When we look at the above image we see red and yellow. To create the backbone of neutral and muted hues we need a complimentary color. Our only two choice are violet (the compliment of yellow) or green (the compliment of red). The subject doesn’t lend itself well to a yellow/violet color scheme so we will choose the green. That will allow us to create the black for the silhouetted foreground and the beautiful range of muted reds which allows the bright hues to really stand out. But what about that yellow sun? After we create the complimentary palette as I’ve described in previous posts, we will add a little yellow to ALL the red mixtures to maintain harmony and then we will be able to successfully add the pure yellow and a tint of yellow.
We use the same materials described in earlier posts.
Step One—Prepare the Palette. Beginning the same as before, the student puts red paint in three of the wells. In the first one they mix in a small amount of green. In the next one they increase the amount of green. In the last one they again increase the amount of green. This last mixture should result in a very dark blood red.
Place green in one well and add enough red to make an effective black.

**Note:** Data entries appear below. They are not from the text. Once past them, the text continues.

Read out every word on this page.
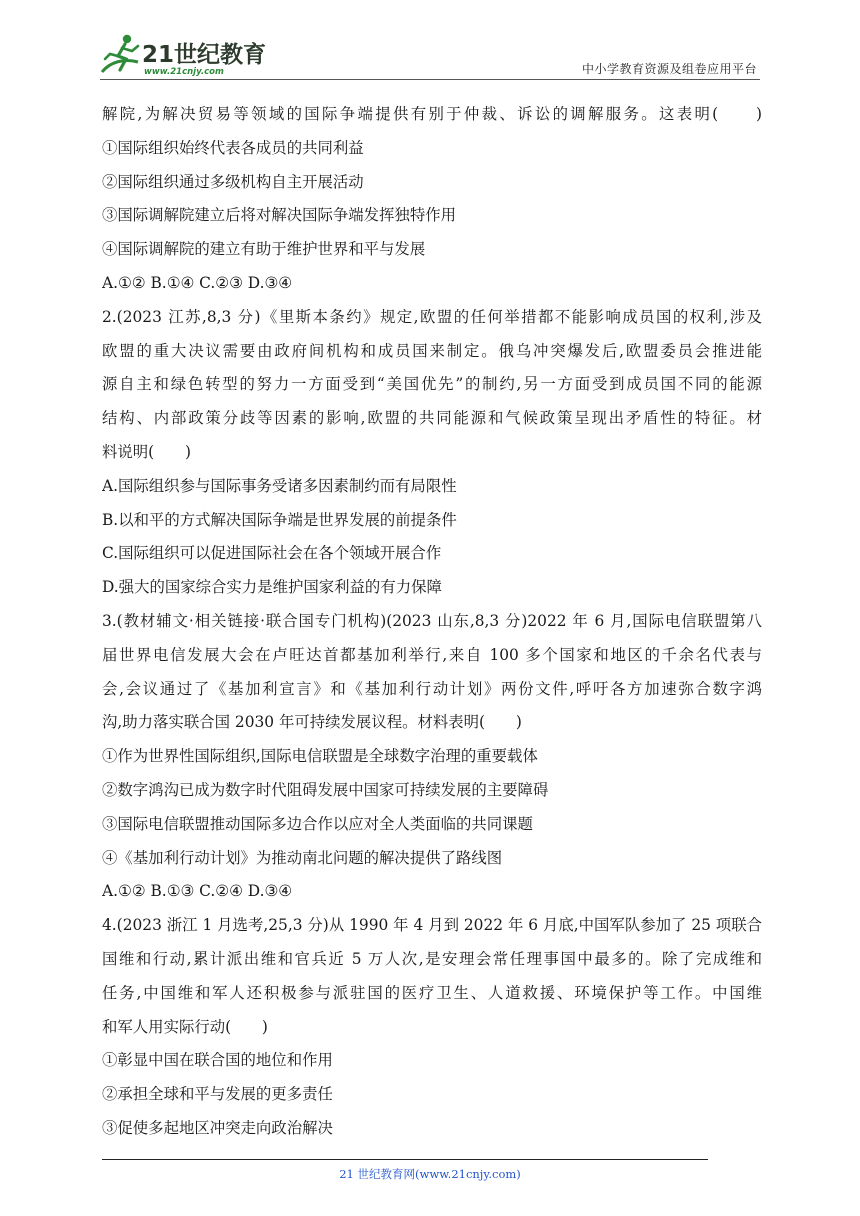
21世纪教育
www.21cnjy.com	中小学教育资源及组卷应用平台
解院,为解决贸易等领域的国际争端提供有别于仲裁、诉讼的调解服务。这表明(　　)
①国际组织始终代表各成员的共同利益
②国际组织通过多级机构自主开展活动
③国际调解院建立后将对解决国际争端发挥独特作用
④国际调解院的建立有助于维护世界和平与发展
A.①② B.①④ C.②③ D.③④
2.(2023 江苏,8,3 分)《里斯本条约》规定,欧盟的任何举措都不能影响成员国的权利,涉及
欧盟的重大决议需要由政府间机构和成员国来制定。俄乌冲突爆发后,欧盟委员会推进能
源自主和绿色转型的努力一方面受到“美国优先”的制约,另一方面受到成员国不同的能源
结构、内部政策分歧等因素的影响,欧盟的共同能源和气候政策呈现出矛盾性的特征。材
料说明(　　)
A.国际组织参与国际事务受诸多因素制约而有局限性
B.以和平的方式解决国际争端是世界发展的前提条件
C.国际组织可以促进国际社会在各个领域开展合作
D.强大的国家综合实力是维护国家利益的有力保障
3.(教材辅文·相关链接·联合国专门机构)(2023 山东,8,3 分)2022 年 6 月,国际电信联盟第八
届世界电信发展大会在卢旺达首都基加利举行,来自 100 多个国家和地区的千余名代表与
会,会议通过了《基加利宣言》和《基加利行动计划》两份文件,呼吁各方加速弥合数字鸿
沟,助力落实联合国 2030 年可持续发展议程。材料表明(　　)
①作为世界性国际组织,国际电信联盟是全球数字治理的重要载体
②数字鸿沟已成为数字时代阻碍发展中国家可持续发展的主要障碍
③国际电信联盟推动国际多边合作以应对全人类面临的共同课题
④《基加利行动计划》为推动南北问题的解决提供了路线图
A.①② B.①③ C.②④ D.③④
4.(2023 浙江 1 月选考,25,3 分)从 1990 年 4 月到 2022 年 6 月底,中国军队参加了 25 项联合
国维和行动,累计派出维和官兵近 5 万人次,是安理会常任理事国中最多的。除了完成维和
任务,中国维和军人还积极参与派驻国的医疗卫生、人道救援、环境保护等工作。中国维
和军人用实际行动(　　)
①彰显中国在联合国的地位和作用
②承担全球和平与发展的更多责任
③促使多起地区冲突走向政治解决
21 世纪教育网(www.21cnjy.com)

Put white paint in four of the wells. Select some of each of the red mixtures to mix into three of the white wells to create tints of the muted red hues. In the fourth white well add yellow. At this point the yellow has no harmony with the red hues on the palette. To solve that problem put a little yellow in each of the six red hues. You should achieve beautiful warm reds and corals as well as some dusty, muted corals and rich rusts.
The student can use the pure red, white, and yellow as well. This painting always needs a second white plastic palette to continue mixing and expanding their colors. Use “Press and Seal” plastic wrap over the palettes to keep the paint from drying out between painting sessions.
Step Two — Paint the Painting. I remind the student to start by painting the sky being careful to keep the brush pinched clean as they blend between the yellow sun and the red sky. Don’t go on to the water until the sky is complete. They also need to be reminded to keep the sun’s reflection directly under it.